イリーナが使用したのは、ペイント弾の1つ。
弾の中に入っている染料は暗闇の中で発光し、付着したものの位置を伝える。
元々は牧場でのオオカミの夜襲に備えて、イリーナの父スミスが用意していたものだった。
旅に出る前に、もしかしたら冒険中の狩りなんかにも役立つかもとイリーナが持ってきていたのだ。
「なるほど、そういうことか! ありがとなイリーナ!」
経矢はそれだけ言い残すと、凄まじいスピードで吸血鬼たちに接近していく。
先ほどと違い、周囲は夜の闇に包まれている。
しかしこれまた先ほどまでとは違い、相手の位置が経矢には丸わかりだ。
経矢はその光を、希望の光ではなく“討つべき印”として見据えた。
(ふふ、バカな子……。ヤケになって気配だけで攻撃してきたのね)
自分に向かって来た経矢を見て、吸血鬼の1人は口元に笑みを浮かべる。
「いいわ、美味しく吸ってあげる!」
真正面から突っ込んできた経矢を抱擁し、噛みつこうとする彼女だったがその一撃は軽々と躱される。
「な!? 躱したというの!?」
驚く彼女の胸に、経矢の手にした炎を宿した刃が突き立てられる。
火花が散り、影が燃える。
「がっ! な、なぜ……!?」
肉体を焼かれながら叫ぶ吸血鬼。
「お前たちの位置はイリーナのおかげで手に取るようにわかる。場所さえわかれば……」
経矢は視線を青色に光っている次のターゲットに向ける。
(放出——! 全速転身——。火力増強——)
少し離れた位置で炎に包まれる同族に、唖然としている別の吸血鬼だったが……。
「え——」
瞬きを終えた瞬間、目の前に経矢の姿があり、一瞬で胸に炎の刃を突き立てられた。
「う、そ……」
彼女は痛みを感じる間もなく、炎の熱によって焼かれていく。
赤い光が、彼女たちの輪郭を縁取る。
それは彼女たちが、かつて人として生きていた証を照らす最後の光だった。
発光する標的が、夜空の星のように浮かぶ。
「あの……ガキ……め……」
3人目、4人目と秒単位で炎に包まれていくのを見て、ジャスティンはかつて経矢と戦った時の記憶がよみがえっていた。
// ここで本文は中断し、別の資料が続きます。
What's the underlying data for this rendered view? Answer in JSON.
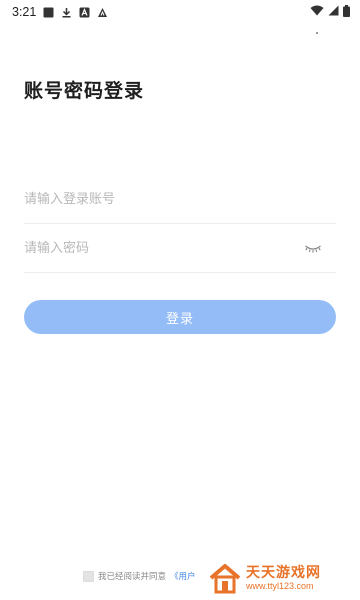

召喚したスケルトン、ゴースト、調教したアンデッド合わせて数十体が、目の前で一瞬にして壊滅させられた。
今まさに目の前で同じことが起きていた。
赤く燃える光の中で、彼の頬がわずかに引きつった。
それは恐怖——彼自身も気付かぬうちに遠い昔に失っていた感情だった。
「ありえねぇ! ありえねぇ! ……クソ!」
経矢に向けて魔法を放とうとするジャスティンだが、彼の近くがイリーナの灯明弾によって照らされる。
ハンドガンから連射で放たれた灯明弾は、ジャスティンを取り囲むように照らす。
「ちっ! うっとうしい光だなぁ! あぁっ!?」
苛立ったように、暗転の魔法で光を消していくジャスティン。
(パパの教えが、あたしの中で光になってる——)
イリーナの引き金を引く指に、迷いは無いのだった。